My head started spinning. What was he talking about, taken? “Hirsham’s gone?” I asked stupidly. Yes, Jane, he’s gone. You’ve seen this clearly. “Who is Tahir?”
“I know nothing of Tahir. I saw the man talking to Davon but two days ago. I am trying to find him, too, but with no success.” He sized me up and down. “Gracious, Lady Jane, you look worse for wear! You appear to have seeping wounds! What horrors have you encountered on your journey?”
I looked at my legs and arms; they looked awful. And without Hirsham I could not tend to them properly. “I need to find Hirsham without haste! Please do not distract me! Tell me what you know!”
Davon ran up the corridor. “Lady Jane, Hirsham was assuredly taken to nearby Foxhovel! Tahir masqueraded over the last two days as Hirsham’s new apprentice, and… well, I suppose Hirsham did act a bit oddly, but—”
“Foxhovel?
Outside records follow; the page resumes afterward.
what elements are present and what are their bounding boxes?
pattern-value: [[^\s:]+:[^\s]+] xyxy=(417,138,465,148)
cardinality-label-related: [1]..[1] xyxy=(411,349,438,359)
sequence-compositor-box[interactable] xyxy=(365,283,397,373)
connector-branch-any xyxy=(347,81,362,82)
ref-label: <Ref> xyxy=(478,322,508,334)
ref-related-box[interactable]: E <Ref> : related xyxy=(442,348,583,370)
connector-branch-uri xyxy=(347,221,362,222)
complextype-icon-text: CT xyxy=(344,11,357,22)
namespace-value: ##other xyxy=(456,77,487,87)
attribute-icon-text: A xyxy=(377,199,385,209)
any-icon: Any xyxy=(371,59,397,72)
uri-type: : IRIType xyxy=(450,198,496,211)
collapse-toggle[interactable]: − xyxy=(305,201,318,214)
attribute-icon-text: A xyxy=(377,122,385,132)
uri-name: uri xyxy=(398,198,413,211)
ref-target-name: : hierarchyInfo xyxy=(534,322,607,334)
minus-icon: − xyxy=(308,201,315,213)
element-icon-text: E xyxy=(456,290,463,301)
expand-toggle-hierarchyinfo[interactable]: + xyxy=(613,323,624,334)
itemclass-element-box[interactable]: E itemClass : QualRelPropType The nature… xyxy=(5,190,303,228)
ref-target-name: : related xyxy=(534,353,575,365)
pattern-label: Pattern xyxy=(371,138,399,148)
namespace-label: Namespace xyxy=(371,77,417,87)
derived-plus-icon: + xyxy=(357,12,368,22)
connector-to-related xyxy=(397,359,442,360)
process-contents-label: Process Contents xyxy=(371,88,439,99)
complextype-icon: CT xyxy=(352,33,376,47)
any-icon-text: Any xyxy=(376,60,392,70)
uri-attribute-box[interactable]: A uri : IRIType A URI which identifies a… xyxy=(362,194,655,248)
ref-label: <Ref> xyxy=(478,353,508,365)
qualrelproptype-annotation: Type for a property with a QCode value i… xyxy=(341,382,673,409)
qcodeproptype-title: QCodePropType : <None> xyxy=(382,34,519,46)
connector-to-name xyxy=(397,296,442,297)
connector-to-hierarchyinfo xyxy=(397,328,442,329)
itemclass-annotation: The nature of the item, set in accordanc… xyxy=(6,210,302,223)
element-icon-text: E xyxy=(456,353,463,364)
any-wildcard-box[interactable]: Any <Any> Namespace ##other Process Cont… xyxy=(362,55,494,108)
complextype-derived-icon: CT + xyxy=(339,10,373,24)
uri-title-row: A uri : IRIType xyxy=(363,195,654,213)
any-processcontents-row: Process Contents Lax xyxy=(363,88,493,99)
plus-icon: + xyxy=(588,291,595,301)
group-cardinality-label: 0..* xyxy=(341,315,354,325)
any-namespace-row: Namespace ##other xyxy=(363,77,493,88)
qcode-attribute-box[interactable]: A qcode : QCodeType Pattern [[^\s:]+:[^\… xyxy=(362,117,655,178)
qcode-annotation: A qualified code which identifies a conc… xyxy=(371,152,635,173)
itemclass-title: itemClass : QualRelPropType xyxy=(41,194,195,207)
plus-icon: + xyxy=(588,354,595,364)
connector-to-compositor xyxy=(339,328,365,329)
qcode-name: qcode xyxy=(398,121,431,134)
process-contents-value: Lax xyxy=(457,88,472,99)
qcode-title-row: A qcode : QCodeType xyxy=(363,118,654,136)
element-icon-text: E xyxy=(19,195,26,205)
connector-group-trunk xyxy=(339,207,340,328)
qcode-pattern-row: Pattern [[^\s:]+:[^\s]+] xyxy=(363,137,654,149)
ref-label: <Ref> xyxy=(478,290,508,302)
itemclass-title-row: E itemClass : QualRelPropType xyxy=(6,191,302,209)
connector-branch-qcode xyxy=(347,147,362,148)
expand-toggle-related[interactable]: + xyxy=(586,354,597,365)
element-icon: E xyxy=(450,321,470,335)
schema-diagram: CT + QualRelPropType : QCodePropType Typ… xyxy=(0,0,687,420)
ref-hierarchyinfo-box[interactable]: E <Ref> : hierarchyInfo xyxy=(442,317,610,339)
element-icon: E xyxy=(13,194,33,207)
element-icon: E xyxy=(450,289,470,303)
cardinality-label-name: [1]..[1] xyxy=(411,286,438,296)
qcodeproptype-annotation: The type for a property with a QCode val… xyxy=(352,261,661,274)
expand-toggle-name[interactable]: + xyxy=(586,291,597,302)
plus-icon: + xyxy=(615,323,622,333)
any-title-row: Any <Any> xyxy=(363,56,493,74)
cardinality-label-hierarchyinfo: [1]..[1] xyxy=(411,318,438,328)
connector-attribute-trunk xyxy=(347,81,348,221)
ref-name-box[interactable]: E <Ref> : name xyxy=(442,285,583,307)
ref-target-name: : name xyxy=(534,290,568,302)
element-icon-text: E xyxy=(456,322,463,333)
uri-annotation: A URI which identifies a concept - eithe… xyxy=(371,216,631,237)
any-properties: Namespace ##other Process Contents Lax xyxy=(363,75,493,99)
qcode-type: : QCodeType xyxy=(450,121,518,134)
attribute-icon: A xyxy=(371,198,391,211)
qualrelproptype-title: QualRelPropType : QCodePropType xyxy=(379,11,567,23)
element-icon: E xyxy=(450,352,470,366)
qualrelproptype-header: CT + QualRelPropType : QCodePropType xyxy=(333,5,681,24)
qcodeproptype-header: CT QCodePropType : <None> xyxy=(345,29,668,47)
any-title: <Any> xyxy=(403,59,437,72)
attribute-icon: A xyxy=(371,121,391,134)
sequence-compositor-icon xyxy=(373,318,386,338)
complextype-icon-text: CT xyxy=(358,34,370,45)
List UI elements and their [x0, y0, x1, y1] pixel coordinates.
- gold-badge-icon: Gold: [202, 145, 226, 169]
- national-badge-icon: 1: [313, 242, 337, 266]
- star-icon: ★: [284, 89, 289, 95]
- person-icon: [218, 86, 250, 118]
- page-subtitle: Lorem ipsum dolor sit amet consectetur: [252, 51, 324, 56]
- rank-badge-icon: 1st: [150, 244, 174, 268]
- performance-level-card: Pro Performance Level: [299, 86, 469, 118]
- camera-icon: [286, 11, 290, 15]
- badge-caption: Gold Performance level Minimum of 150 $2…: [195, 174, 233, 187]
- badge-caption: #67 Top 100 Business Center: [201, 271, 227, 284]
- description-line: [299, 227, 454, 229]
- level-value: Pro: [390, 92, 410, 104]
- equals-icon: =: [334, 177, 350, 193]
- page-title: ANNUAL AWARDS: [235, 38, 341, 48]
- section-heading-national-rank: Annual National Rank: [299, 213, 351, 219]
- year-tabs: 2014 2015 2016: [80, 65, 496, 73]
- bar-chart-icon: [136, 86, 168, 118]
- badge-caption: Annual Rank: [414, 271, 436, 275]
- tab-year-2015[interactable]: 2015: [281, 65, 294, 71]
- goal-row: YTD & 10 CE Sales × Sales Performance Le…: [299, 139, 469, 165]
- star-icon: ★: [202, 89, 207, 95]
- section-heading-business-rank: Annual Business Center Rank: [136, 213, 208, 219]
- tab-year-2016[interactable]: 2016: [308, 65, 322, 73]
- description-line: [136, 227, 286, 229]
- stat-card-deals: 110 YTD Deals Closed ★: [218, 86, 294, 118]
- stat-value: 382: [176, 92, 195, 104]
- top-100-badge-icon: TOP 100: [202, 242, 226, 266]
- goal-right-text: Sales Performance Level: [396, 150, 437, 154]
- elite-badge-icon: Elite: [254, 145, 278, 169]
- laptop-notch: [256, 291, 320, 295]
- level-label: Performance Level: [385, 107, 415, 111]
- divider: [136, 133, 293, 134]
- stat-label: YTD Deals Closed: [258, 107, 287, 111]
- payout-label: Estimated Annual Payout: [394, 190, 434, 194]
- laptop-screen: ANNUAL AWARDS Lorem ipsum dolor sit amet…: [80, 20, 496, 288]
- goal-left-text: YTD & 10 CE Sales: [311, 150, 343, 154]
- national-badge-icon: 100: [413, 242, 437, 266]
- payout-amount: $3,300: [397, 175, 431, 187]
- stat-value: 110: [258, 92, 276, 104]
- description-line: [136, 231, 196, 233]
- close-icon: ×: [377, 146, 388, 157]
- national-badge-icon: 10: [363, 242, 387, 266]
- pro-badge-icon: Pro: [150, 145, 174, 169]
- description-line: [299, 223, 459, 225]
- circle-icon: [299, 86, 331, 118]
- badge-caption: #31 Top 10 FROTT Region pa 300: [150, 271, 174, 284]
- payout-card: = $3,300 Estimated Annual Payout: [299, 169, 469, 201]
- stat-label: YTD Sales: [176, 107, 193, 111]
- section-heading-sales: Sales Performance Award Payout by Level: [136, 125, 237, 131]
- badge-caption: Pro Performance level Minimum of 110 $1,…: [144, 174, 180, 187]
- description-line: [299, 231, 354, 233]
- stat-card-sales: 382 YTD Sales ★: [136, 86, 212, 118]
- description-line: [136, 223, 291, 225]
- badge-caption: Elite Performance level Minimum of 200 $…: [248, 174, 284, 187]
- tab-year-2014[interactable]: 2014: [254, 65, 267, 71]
To the southeast??” I grabbed my sack and scoured the tables for potions and medicines I recognized. “I’m not going to wait here another second!” I scooped up a few bottles and bags of herbs and liquids that would help my bites and scrapes and shoved them into my sack. “I am going back to my quarters to secure my bow and quiver and I’m making headway to Foxhovel now.”
Donnell and Davon tried to stop me, but I made a royal order for them to step out of my way. Before long, I was all but running to the southeast gates and started on the path to Foxhovel.